We'll use the same definition of the (surplus) value of a draft pick — the on-field value of a drafted player during his rookie contract minus the cost of his rookie contract. The cost of the rookie contract is determined by the rookie wage scale, so our job is to estimate the on-field value of a drafted player during their rookie contract. In our past analysis on draft value, we did this by looking at the value each draft pick added in terms of PFF WAR or in terms of the veteran contract that their performance would cost on the market. This time, we will use a simple heuristic and deductive reasoning to come up with a framework to compute the value of a draft pick with the help of a given draft chart, no matter on which scale it is.

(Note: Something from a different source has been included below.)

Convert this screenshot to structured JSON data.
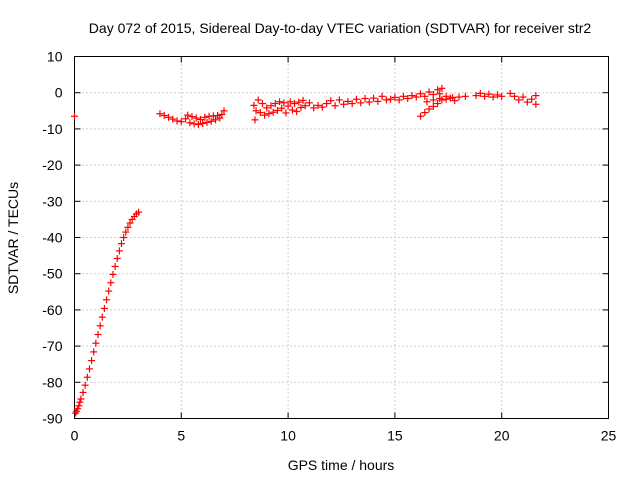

We are starting with a simple observation: Every year, the total value of NFL players converted to cap dollars is equal to the total money spent on all NFL players. That’s basically true by definition in a league with a hard salary cap. Over a suitable period of time, the total money spent on NFL players is just 32 times the salary cap. Since the salary cap grows over time, it makes sense to use percentage of the salary cap as the unit for computations and then translate it to actual cap dollars by using the salary cap in a given year. In other words, the total annual on-field value of all players in the NFL is 32 multiplied by 100% of the cap number, which gives us 3200% of the cap.
Which fraction of the value comes from players on rookie contracts? Since the introduction of the rookie wage scale, the number of snaps from players on rookie contracts has increased, but it is fairly stable in the past four years, as the following chart shows.
The number of snaps gives us a fairly accurate estimate of the value produced by players under rookie contracts. Of course, not every player under a rookie contract produces the same value per snap, but the same is true for veterans, too. Hence, if the distribution of good and bad players among young players and veterans is the same, the total snap count would be a perfect proxy for the total value.
In reality, that’s not quite true, since the rookie wage scale plus the fact that young players are supposed to grow on the field gives teams an incentive to play a rookie even if a veteran would be better at present. Hence, unsurprisingly, the total fraction of PFF WAR generated by drafted players under rookie contracts is just a bit lower than the fraction of snaps. However, with the exception of a few outlier years, the difference is not stark. And just like for snaps, the fraction has somewhat stabilized in the past four years.